We trudge through last year’s corn stubble in a wayward, straggling line,
drunken with the hour and the cold. It’s April, 4 AM, the air metallic in our noses.
We stoop low, clamber awkwardly into plywood boxes slouching in slush,
six strangers crammed together on a rough grainy bench.
We sit in silence, slurping coffee or inhaling its steam,
ears straining. There’s a guy who doesn’t get it two blinds over,
nattering on in the face of shushing. To block him from my mind,
I try to remember poems I memorized in fourth grade, one each week.
The roads in a yellow wood, the fog with cat feet, the wild geese told to go.
But I stop when I get to the one about the prairie. You know, clover and a bee.
And reverie, broken now by a series of eerie, otherworldly humming whoops.
The talker two doors down shuts up and we gingerly open the viewing hatches.
Dawn has crept out across the winter matted grass and one by one
the prairie chickens we have come to see venture into the open, each male
claiming a little circle of grace to stomp around on, orange air sacks ballooning
beneath his chin, a spiky feather crest rearing up behind his head. They dance alone,
each angling for the best spot, booming their bizarre, buzzing love call endlessly.

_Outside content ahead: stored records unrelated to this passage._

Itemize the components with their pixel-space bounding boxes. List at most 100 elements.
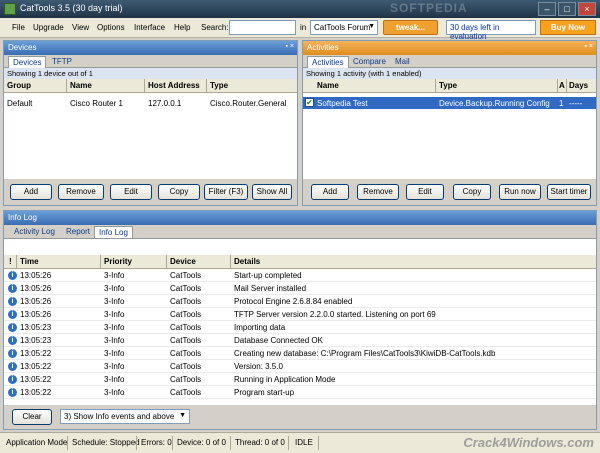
- tab-tftp[interactable]: TFTP: [48, 56, 76, 68]
- maximize-icon[interactable]: □: [558, 2, 576, 16]
- log-device: CatTools: [170, 336, 202, 345]
- tab-activity-log[interactable]: Activity Log: [10, 226, 59, 238]
- column-details[interactable]: Details: [234, 257, 260, 266]
- remove-device-button[interactable]: Remove: [58, 184, 104, 200]
- minimize-icon[interactable]: –: [538, 2, 556, 16]
- column-days[interactable]: Days: [569, 81, 588, 90]
- search-in-label: in: [300, 23, 307, 32]
- log-time: 13:05:23: [20, 323, 52, 332]
- log-priority: 3-Info: [104, 271, 125, 280]
- column-a[interactable]: A: [559, 81, 565, 90]
- log-details: Creating new database: C:\Program Files\…: [234, 349, 496, 358]
- log-filter-value: 3) Show Info events and above: [64, 412, 175, 421]
- chevron-down-icon: ▼: [368, 23, 375, 30]
- buy-now-button[interactable]: Buy Now: [540, 20, 596, 35]
- edit-activity-button[interactable]: Edit: [406, 184, 444, 200]
- log-details: Program start-up: [234, 388, 295, 397]
- log-filter-select[interactable]: 3) Show Info events and above ▼: [60, 409, 190, 424]
- table-row[interactable]: ✔ Softpedia Test Device.Backup.Running C…: [303, 97, 596, 109]
- table-row[interactable]: Default Cisco Router 1 127.0.0.1 Cisco.R…: [4, 97, 297, 109]
- menu-upgrade[interactable]: Upgrade: [33, 23, 64, 32]
- log-details: Protocol Engine 2.6.8.84 enabled: [234, 297, 353, 306]
- remove-activity-button[interactable]: Remove: [357, 184, 399, 200]
- device-group: Default: [7, 99, 33, 108]
- log-row[interactable]: i 13:05:22 3-Info CatTools Version: 3.5.…: [4, 360, 596, 373]
- copy-device-button[interactable]: Copy: [158, 184, 200, 200]
- activities-button-bar: Add Remove Edit Copy Run now Start timer: [303, 179, 596, 205]
- activity-a: 1: [559, 99, 564, 108]
- log-time: 13:05:26: [20, 271, 52, 280]
- tab-devices[interactable]: Devices: [8, 56, 47, 68]
- info-icon: i: [8, 284, 17, 293]
- pane-controls-icon[interactable]: ▪ ×: [584, 43, 593, 50]
- column-flag[interactable]: !: [9, 257, 12, 266]
- log-details: Database Connected OK: [234, 336, 323, 345]
- log-row[interactable]: i 13:05:22 3-Info CatTools Program start…: [4, 386, 596, 399]
- log-row[interactable]: i 13:05:22 3-Info CatTools Running in Ap…: [4, 373, 596, 386]
- log-button-bar: Clear 3) Show Info events and above ▼: [4, 405, 596, 429]
- tab-mail[interactable]: Mail: [391, 56, 414, 68]
- app-icon: [4, 3, 16, 15]
- log-device: CatTools: [170, 271, 202, 280]
- search-input[interactable]: [229, 20, 296, 35]
- log-priority: 3-Info: [104, 310, 125, 319]
- column-time[interactable]: Time: [20, 257, 39, 266]
- add-activity-button[interactable]: Add: [311, 184, 349, 200]
- show-all-button[interactable]: Show All: [252, 184, 292, 200]
- log-row[interactable]: i 13:05:26 3-Info CatTools Mail Server i…: [4, 282, 596, 295]
- log-row[interactable]: i 13:05:22 3-Info CatTools Creating new …: [4, 347, 596, 360]
- menu-help[interactable]: Help: [174, 23, 190, 32]
- log-priority: 3-Info: [104, 388, 125, 397]
- close-icon[interactable]: ×: [578, 2, 596, 16]
- column-type[interactable]: Type: [439, 81, 457, 90]
- column-priority[interactable]: Priority: [104, 257, 132, 266]
- search-go-button[interactable]: tweak...: [383, 20, 438, 35]
- status-schedule: Schedule: Stopped: [72, 438, 140, 447]
- devices-info: Showing 1 device out of 1: [4, 68, 297, 79]
- log-details: Running in Application Mode: [234, 375, 336, 384]
- search-scope-select[interactable]: CatTools Forum ▼: [310, 20, 378, 35]
- log-details: TFTP Server version 2.2.0.0 started. Lis…: [234, 310, 436, 319]
- filter-button[interactable]: Filter (F3): [204, 184, 248, 200]
- tab-activities[interactable]: Activities: [307, 56, 349, 68]
- column-device[interactable]: Device: [170, 257, 196, 266]
- log-row[interactable]: i 13:05:26 3-Info CatTools TFTP Server v…: [4, 308, 596, 321]
- menu-file[interactable]: File: [12, 23, 25, 32]
- column-type[interactable]: Type: [210, 81, 228, 90]
- log-device: CatTools: [170, 284, 202, 293]
- log-row[interactable]: i 13:05:23 3-Info CatTools Importing dat…: [4, 321, 596, 334]
- log-device: CatTools: [170, 297, 202, 306]
- edit-device-button[interactable]: Edit: [110, 184, 152, 200]
- tab-compare[interactable]: Compare: [349, 56, 390, 68]
- log-time: 13:05:26: [20, 310, 52, 319]
- tab-report[interactable]: Report: [62, 226, 94, 238]
- log-row[interactable]: i 13:05:26 3-Info CatTools Protocol Engi…: [4, 295, 596, 308]
- log-details: Importing data: [234, 323, 286, 332]
- enabled-checkbox[interactable]: ✔: [305, 98, 314, 107]
- column-name[interactable]: Name: [317, 81, 339, 90]
- column-name[interactable]: Name: [70, 81, 92, 90]
- add-device-button[interactable]: Add: [10, 184, 52, 200]
- info-icon: i: [8, 297, 17, 306]
- activities-pane: Activities ▪ × Activities Compare Mail S…: [302, 40, 597, 206]
- menu-options[interactable]: Options: [97, 23, 125, 32]
- status-mode: Application Mode: [6, 438, 68, 447]
- log-priority: 3-Info: [104, 284, 125, 293]
- info-icon: i: [8, 388, 17, 397]
- clear-log-button[interactable]: Clear: [12, 409, 52, 425]
- pane-controls-icon[interactable]: ▪ ×: [285, 43, 294, 50]
- start-timer-button[interactable]: Start timer: [547, 184, 591, 200]
- log-device: CatTools: [170, 323, 202, 332]
- activities-info: Showing 1 activity (with 1 enabled): [303, 68, 596, 79]
- copy-activity-button[interactable]: Copy: [453, 184, 491, 200]
- window-title: CatTools 3.5 (30 day trial): [20, 3, 123, 13]
- column-host-address[interactable]: Host Address: [148, 81, 200, 90]
- log-row[interactable]: i 13:05:26 3-Info CatTools Start-up comp…: [4, 269, 596, 282]
- run-now-button[interactable]: Run now: [499, 184, 541, 200]
- tab-info-log[interactable]: Info Log: [94, 226, 133, 238]
- column-group[interactable]: Group: [7, 81, 31, 90]
- devices-grid-header: Group Name Host Address Type: [4, 79, 297, 93]
- log-row[interactable]: i 13:05:23 3-Info CatTools Database Conn…: [4, 334, 596, 347]
- menu-view[interactable]: View: [72, 23, 89, 32]
- menu-interface[interactable]: Interface: [134, 23, 165, 32]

We all wait for the girl who never comes, not this morning at any rate.
A harrier swoops over on silent gray wings, breaks the undulating spell of sound,
sends the chickens into the tall grass like scattershot.
We stumble out of our blinds and back across the field to cold cars.
I warm my fingers, numb from gripping binoculars, against the heat vent.
I decide that Emily Dickinson didn’t know dickcissel about the prairie.
How could she, cloistered in a white Amherst saltbox where arching chestnuts and elms
framed her world? Here in the sand counties there is no frame,
Just a bending ocean of grass under a skim milk sky.